*
Loonie touches a three-month low at 1.3883
*
Bond yields edge lower across the curve
By Fergal Smith
TORONTO, Aug 20 (Reuters) - The Canadian dollar steadied
against its U.S. counterpart on Wednesday, with the currency
holding near an earlier three-month low after it was pressured
the previous day by inflation data that raised expectations the
Bank of Canada would resume its easing campaign.
The loonie was trading nearly unchanged at 1.3865 per
U.S. dollar, or 72.12 U.S. cents, after earlier touching its
weakest intraday level since May 22 at 1.3883 as USD-CAD briefly
eclipsed the August 1 peak at about 1.3880.

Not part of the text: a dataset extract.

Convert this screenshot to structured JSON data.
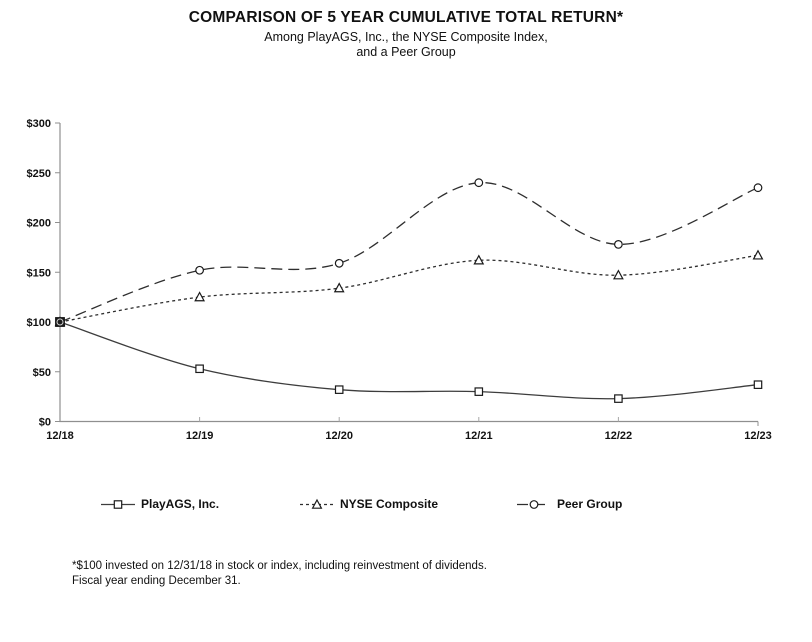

"Today is obviously fairly quiet. People are kind of pausing
and saying 'did yesterday mean anything?', because it was a
decent move up in USD-CAD yesterday," said Aaron Hurd, senior
portfolio manager in the currency group at State Street Global
Advisors.
"More technically oriented traders are waiting to see if it
breaks above that resistance level in USD-CAD at 1.3880, and
then we could track up to 1.40."
Canadian data on Tuesday showed a sharp deceleration in
3-month annualized measures of underlying inflation that are
closely watched by the Bank of Canada, which led to investors
raising bets on the central bank cutting interest rates over the
coming months.
Chances of a rate cut by October have climbed to roughly 70%
from 56% before the data. The BoC has been on hold since
lowering its benchmark rate to 2.75% in March.
The U.S. dollar edged lower against a basket of major
currencies as minutes from last month's Federal Reserve policy
meeting showed that "almost all" officials preferred leaving
rates unchanged. Chair Jerome Powell is expected to speak on
Friday at the annual Jackson Hole economic symposium in Wyoming.
Canadian bond yields edged lower across the curve, with the
10-year down 1.3 basis points at 3.442%.